The Honeyeater by Jessie Tu
Jessie Tu’s debut, A Lonely Girl is a Dangerous Thing, was a runaway success during the difficult year for debut books that was 2020. It was shortlisted that year for the Readings Prize for New Australian Fiction, and right from the opening pages of The Honeyeater it’s easy to remember why. Tu’s writing skills are on full display in this ambitious work. Tu sets her readers on course to tackle some big issues alongside her, focussing on the power structures that affect the book’s characters professionally and personally: racism, sexism, family, ego and more.
Tu takes us into the world of our narrator Fay, a young translator whose life revolves around her single mother, who she lives with, her work at the university in the translation department under her seemingly charming mentor and the married man she has recently ended an affair with.

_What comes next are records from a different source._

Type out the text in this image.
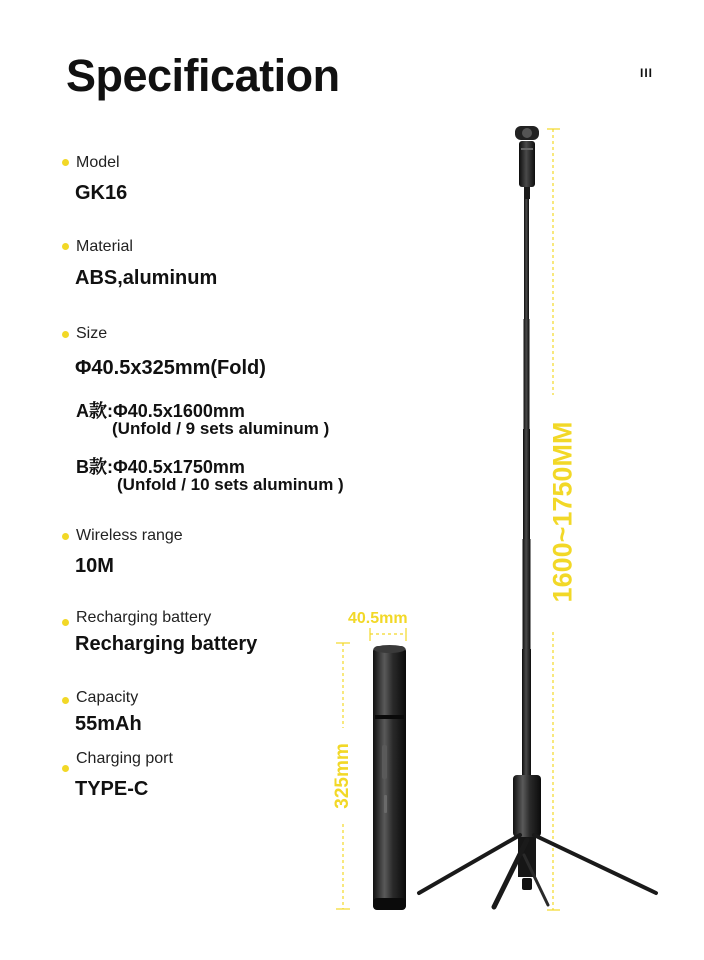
Specification	III
Model
GK16
Material
ABS,aluminum
Size
Φ40.5x325mm(Fold)
A款:Φ40.5x1600mm
(Unfold / 9 sets aluminum )
B款:Φ40.5x1750mm
(Unfold / 10 sets aluminum )
Wireless range
10M
Recharging battery
Recharging battery
Capacity
55mAh
Charging port
TYPE-C
1600~1750MM
40.5mm
325mm
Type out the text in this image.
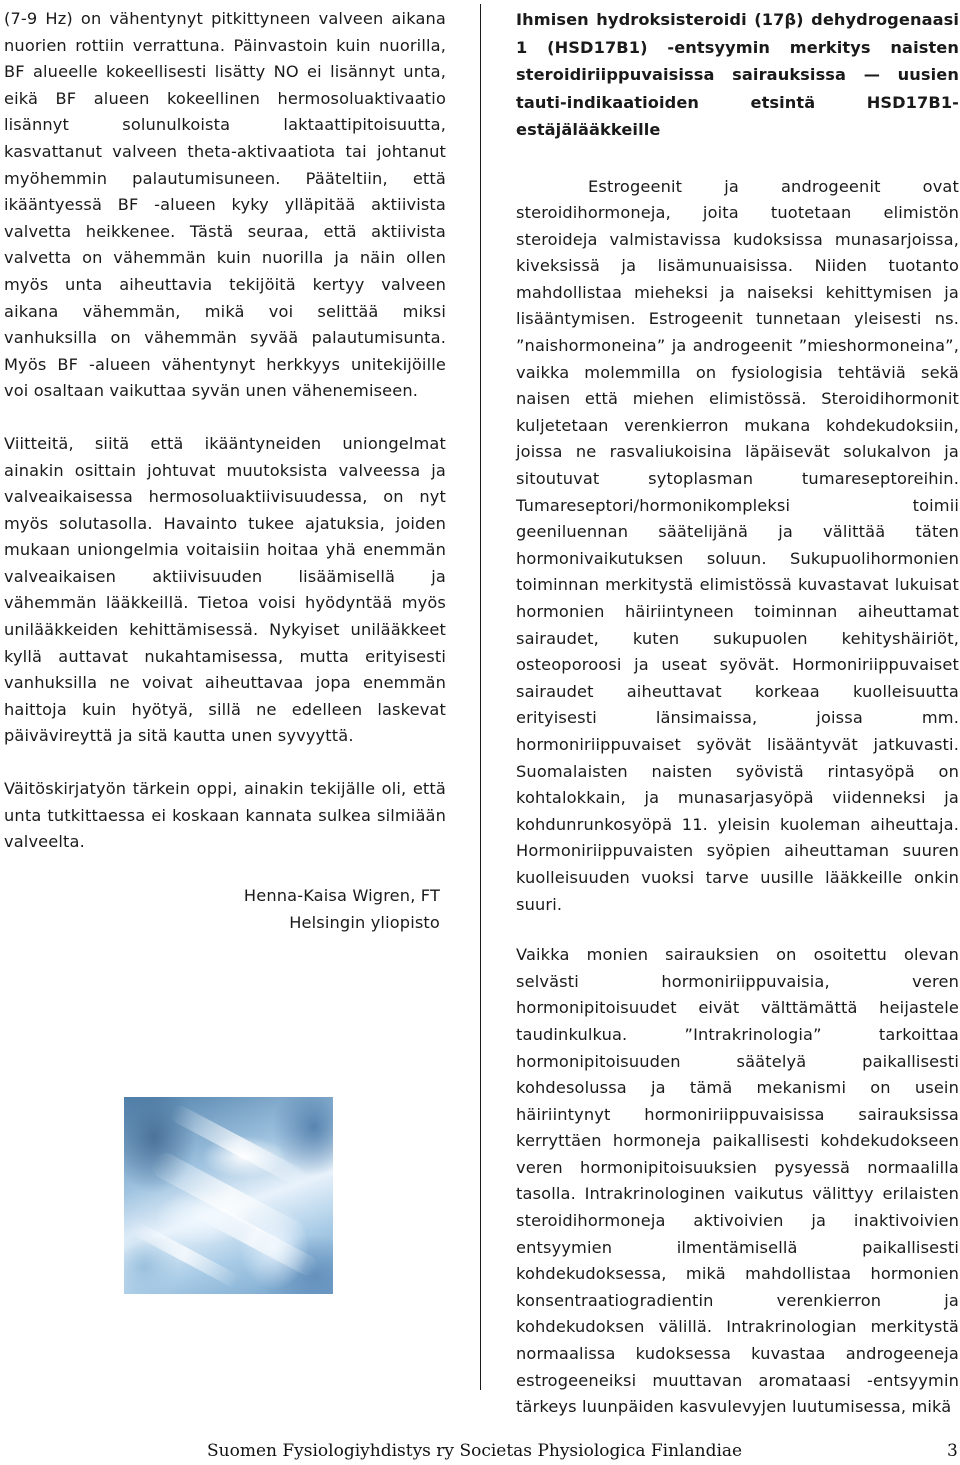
(7-9 Hz) on vähentynyt pitkittyneen valveen aikana nuorien rottiin verrattuna. Päinvastoin kuin nuorilla, BF alueelle kokeellisesti lisätty NO ei lisännyt unta, eikä BF alueen kokeellinen hermosoluaktivaatio lisännyt solunulkoista laktaattipitoisuutta, kasvattanut valveen theta-aktivaatiota tai johtanut myöhemmin palautumisuneen. Pääteltiin, että ikääntyessä BF -alueen kyky ylläpitää aktiivista valvetta heikkenee. Tästä seuraa, että aktiivista valvetta on vähemmän kuin nuorilla ja näin ollen myös unta aiheuttavia tekijöitä kertyy valveen aikana vähemmän, mikä voi selittää miksi vanhuksilla on vähemmän syvää palautumisunta. Myös BF -alueen vähentynyt herkkyys unitekijöille voi osaltaan vaikuttaa syvän unen vähenemiseen.

Viitteitä, siitä että ikääntyneiden uniongelmat ainakin osittain johtuvat muutoksista valveessa ja valveaikaisessa hermosoluaktiivisuudessa, on nyt myös solutasolla. Havainto tukee ajatuksia, joiden mukaan uniongelmia voitaisiin hoitaa yhä enemmän valveaikaisen aktiivisuuden lisäämisellä ja vähemmän lääkkeillä. Tietoa voisi hyödyntää myös unilääkkeiden kehittämisessä. Nykyiset unilääkkeet kyllä auttavat nukahtamisessa, mutta erityisesti vanhuksilla ne voivat aiheuttavaa jopa enemmän haittoja kuin hyötyä, sillä ne edelleen laskevat päivävireyttä ja sitä kautta unen syvyyttä.

Väitöskirjatyön tärkein oppi, ainakin tekijälle oli, että unta tutkittaessa ei koskaan kannata sulkea silmiään valveelta.

Henna-Kaisa Wigren, FT
Helsingin yliopisto

Ihmisen hydroksisteroidi (17β) dehydrogenaasi 1 (HSD17B1) -entsyymin merkitys naisten steroidiriippuvaisissa sairauksissa — uusien tauti-indikaatioiden etsintä HSD17B1-estäjälääkkeille

Estrogeenit ja androgeenit ovat steroidihormoneja, joita tuotetaan elimistön steroideja valmistavissa kudoksissa munasarjoissa, kiveksissä ja lisämunuaisissa. Niiden tuotanto mahdollistaa mieheksi ja naiseksi kehittymisen ja lisääntymisen. Estrogeenit tunnetaan yleisesti ns. ”naishormoneina” ja androgeenit ”mieshormoneina”, vaikka molemmilla on fysiologisia tehtäviä sekä naisen että miehen elimistössä. Steroidihormonit kuljetetaan verenkierron mukana kohdekudoksiin, joissa ne rasvaliukoisina läpäisevät solukalvon ja sitoutuvat sytoplasman tumareseptoreihin. Tumareseptori/hormonikompleksi toimii geeniluennan säätelijänä ja välittää täten hormonivaikutuksen soluun. Sukupuolihormonien toiminnan merkitystä elimistössä kuvastavat lukuisat hormonien häiriintyneen toiminnan aiheuttamat sairaudet, kuten sukupuolen kehityshäiriöt, osteoporoosi ja useat syövät. Hormoniriippuvaiset sairaudet aiheuttavat korkeaa kuolleisuutta erityisesti länsimaissa, joissa mm. hormoniriippuvaiset syövät lisääntyvät jatkuvasti. Suomalaisten naisten syövistä rintasyöpä on kohtalokkain, ja munasarjasyöpä viidenneksi ja kohdunrunkosyöpä 11. yleisin kuoleman aiheuttaja. Hormoniriippuvaisten syöpien aiheuttaman suuren kuolleisuuden vuoksi tarve uusille lääkkeille onkin suuri.

Vaikka monien sairauksien on osoitettu olevan selvästi hormoniriippuvaisia, veren hormonipitoisuudet eivät välttämättä heijastele taudinkulkua. ”Intrakrinologia” tarkoittaa hormonipitoisuuden säätelyä paikallisesti kohdesolussa ja tämä mekanismi on usein häiriintynyt hormoniriippuvaisissa sairauksissa kerryttäen hormoneja paikallisesti kohdekudokseen veren hormonipitoisuuksien pysyessä normaalilla tasolla. Intrakrinologinen vaikutus välittyy erilaisten steroidihormoneja aktivoivien ja inaktivoivien entsyymien ilmentämisellä paikallisesti kohdekudoksessa, mikä mahdollistaa hormonien konsentraatiogradientin verenkierron ja kohdekudoksen välillä. Intrakrinologian merkitystä normaalissa kudoksessa kuvastaa androgeeneja estrogeeneiksi muuttavan aromataasi -entsyymin tärkeys luunpäiden kasvulevyjen luutumisessa, mikä

Suomen Fysiologiyhdistys ry Societas Physiologica Finlandiae	3
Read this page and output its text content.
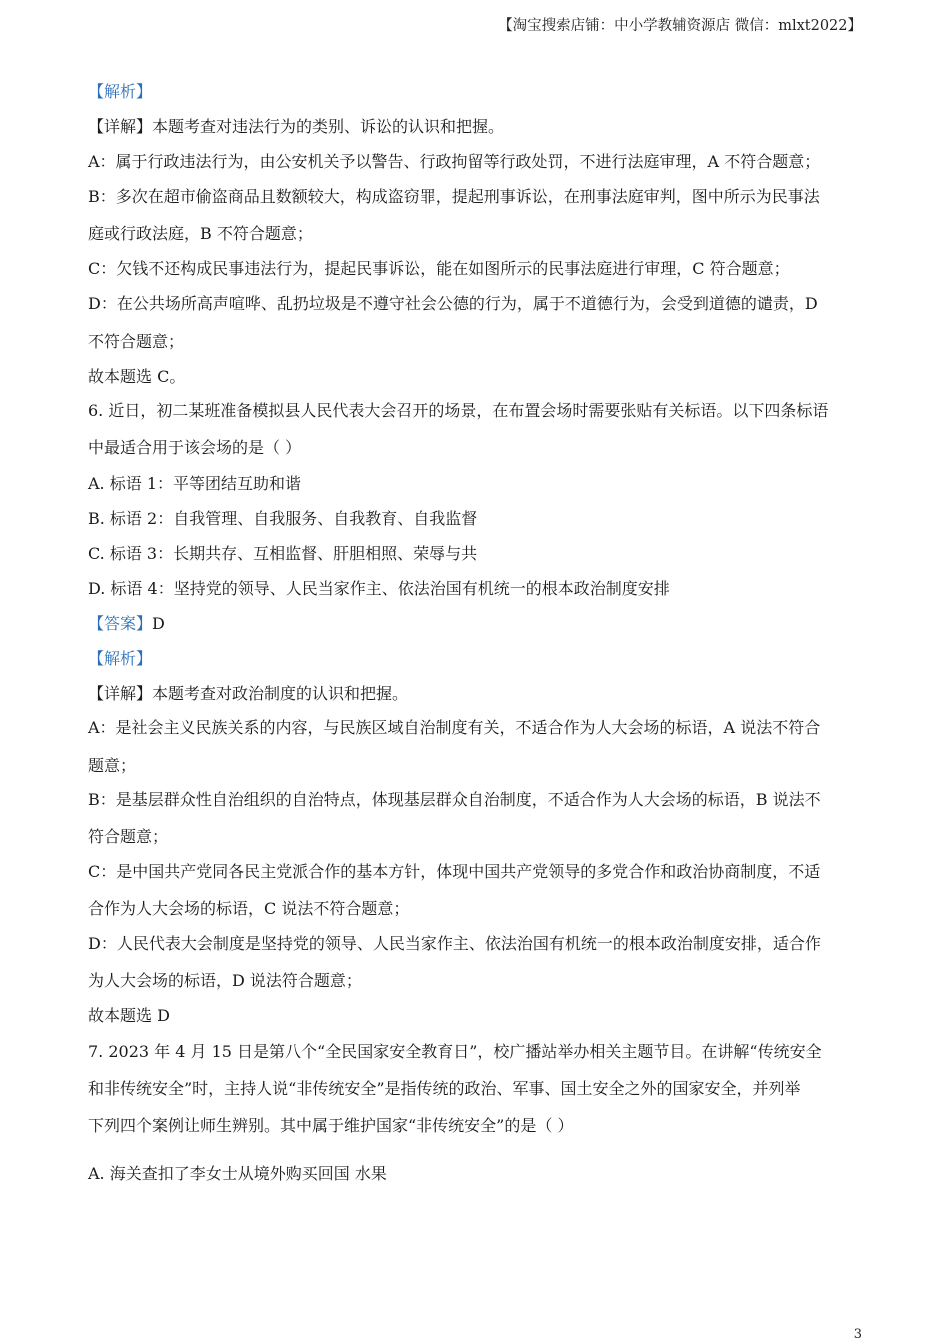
【淘宝搜索店铺：中小学教辅资源店 微信：mlxt2022】
3
【解析】
【详解】本题考查对违法行为的类别、诉讼的认识和把握。
A：属于行政违法行为，由公安机关予以警告、行政拘留等行政处罚，不进行法庭审理，A 不符合题意；
B：多次在超市偷盗商品且数额较大，构成盗窃罪，提起刑事诉讼，在刑事法庭审判，图中所示为民事法
庭或行政法庭，B 不符合题意；
C：欠钱不还构成民事违法行为，提起民事诉讼，能在如图所示的民事法庭进行审理，C 符合题意；
D：在公共场所高声喧哗、乱扔垃圾是不遵守社会公德的行为，属于不道德行为，会受到道德的谴责，D
不符合题意；
故本题选 C。
6. 近日，初二某班准备模拟县人民代表大会召开的场景，在布置会场时需要张贴有关标语。以下四条标语
中最适合用于该会场的是（ ）
A. 标语 1：平等团结互助和谐
B. 标语 2：自我管理、自我服务、自我教育、自我监督
C. 标语 3：长期共存、互相监督、肝胆相照、荣辱与共
D. 标语 4：坚持党的领导、人民当家作主、依法治国有机统一的根本政治制度安排
【答案】D
【解析】
【详解】本题考查对政治制度的认识和把握。
A：是社会主义民族关系的内容，与民族区域自治制度有关，不适合作为人大会场的标语，A 说法不符合
题意；
B：是基层群众性自治组织的自治特点，体现基层群众自治制度，不适合作为人大会场的标语，B 说法不
符合题意；
C：是中国共产党同各民主党派合作的基本方针，体现中国共产党领导的多党合作和政治协商制度，不适
合作为人大会场的标语，C 说法不符合题意；
D：人民代表大会制度是坚持党的领导、人民当家作主、依法治国有机统一的根本政治制度安排，适合作
为人大会场的标语，D 说法符合题意；
故本题选 D
7. 2023 年 4 月 15 日是第八个“全民国家安全教育日”，校广播站举办相关主题节目。在讲解“传统安全
和非传统安全”时，主持人说“非传统安全”是指传统的政治、军事、国土安全之外的国家安全，并列举
下列四个案例让师生辨别。其中属于维护国家“非传统安全”的是（ ）
A. 海关查扣了李女士从境外购买回国 水果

A novel in three parts, the bulk of the first part is set in France, where Fay has brought her mother on a birthday trip, ‘as a romantic offering’. It is a ‘mid-range tour’ as she cannot afford more on her meagre salary, but fortunately her mother is not precious. As Fay takes in the sights of France and works diligently on her first solo translation of a book, the reader, through small observations, soon discovers all is not as it seems.
Towards the end of the trip, Fay learns some terrible news that is set to upend her life. She does not know what she is returning to in Australia, but it feels like she is entering hostile territory. Even as her dreams seemingly play out, including a spot at the coveted conference in Taipei, it becomes apparent that she and her mentor are most likely in an intense game of chess. With each confrontation, revelation and tactical move, the reader is reminded that power is always at play, and it favours a certain kind of person.